$IVOB Could Become the Most Favorable Form of IVF
October 21st, 2009 at 8:20 am Posted by The Dean
On Monday, The Dean told the CollegeStock Community that Nadya Suleman’s (a.k.a. Octomom) doctors was expelled from the American Society of Reproductive Medicine (ASRM) and could possibly never perform IVF treatments again. This decision came after an investigation into Dr. Michael Kamrava’s long history of implanting an average of 4.1 embryos per IVF treatment, which often resulted in multiple births.
The Dean has taught the CollegeStock Community that limiting the number of embryos used in IVF treatments has a number of benefits for the infertile couple, would-be babies, and even governments and healthcare providers. In fact, areas like Ontario are seriously considering covering IVF as part of government healthcare because it could save as much as $500 million a year.
But the CollegeStock Community is already aware that financing and government funding could be positive for IVF treatments like $IVOB’s INVO procedure because it makes infertility treatment more affordable and accessible.
Yesterday, a report discussed a recent study conducted by Yale researchers found that IVF insurance coverage directly supported fewer multiple birth pregnancies because “fewer embryos [were] transferred per cycle.” The article also discusses that the average cost of IVF treatments is $9,500 and only 8 states provide full insurance coverage for these procedures.

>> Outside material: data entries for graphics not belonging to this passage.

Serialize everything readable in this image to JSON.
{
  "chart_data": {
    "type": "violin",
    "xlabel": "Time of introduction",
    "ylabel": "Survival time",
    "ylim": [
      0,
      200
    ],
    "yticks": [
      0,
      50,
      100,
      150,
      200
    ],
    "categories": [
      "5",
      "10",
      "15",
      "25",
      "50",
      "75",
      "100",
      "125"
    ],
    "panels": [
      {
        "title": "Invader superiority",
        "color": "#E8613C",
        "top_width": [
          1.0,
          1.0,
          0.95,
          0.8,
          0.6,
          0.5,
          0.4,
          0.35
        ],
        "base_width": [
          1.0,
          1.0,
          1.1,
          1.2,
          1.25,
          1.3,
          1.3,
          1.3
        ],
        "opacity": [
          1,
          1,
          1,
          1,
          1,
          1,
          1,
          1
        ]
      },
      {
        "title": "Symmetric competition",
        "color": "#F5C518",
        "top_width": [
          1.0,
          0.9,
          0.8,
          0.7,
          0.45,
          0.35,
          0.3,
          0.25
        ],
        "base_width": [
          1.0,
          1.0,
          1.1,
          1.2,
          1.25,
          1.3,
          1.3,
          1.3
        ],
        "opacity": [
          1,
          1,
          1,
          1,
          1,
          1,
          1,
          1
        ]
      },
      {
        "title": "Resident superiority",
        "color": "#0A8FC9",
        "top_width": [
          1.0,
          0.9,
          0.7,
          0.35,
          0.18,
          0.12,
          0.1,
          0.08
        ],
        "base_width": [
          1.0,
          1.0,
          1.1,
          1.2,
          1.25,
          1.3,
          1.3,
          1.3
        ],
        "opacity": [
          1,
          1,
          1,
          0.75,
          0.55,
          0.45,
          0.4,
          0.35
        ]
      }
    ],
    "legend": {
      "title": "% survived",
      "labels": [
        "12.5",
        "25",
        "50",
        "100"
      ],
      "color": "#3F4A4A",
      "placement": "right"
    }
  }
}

Especially with all the negative factors surrounding multiple birth pregnancies resulting from the implantation of too many embryos, it comes as no surprise that the ASRM recently revised its recommendations on the number of embryos that should be transferred during IVF procedures.
The ASRM guideline changes enforce that only one additional embryo should be transferred in patients who prognosis is less optimistic, making 2 the maximum number of embryos to be transferred. Doctors must also advise infertile couples about the risks of pregnancy with several fetuses and keep documented records of the advisement and consultations.
ASRM believes these stricter guidelines will significantly reduce the number of multiple birth pregnancies because a previous reform cut down these numbers by nearly 60%.
The Dean sees these new guidelines as necessary and essential in making sure that mothers and babies are healthier. Furthermore, The Dean believes that ASRM could very well see $IVOB’s INVOcell device and INVO procedure as a favorable form of IVF treatment because it already uses a maximum of 2 embryos.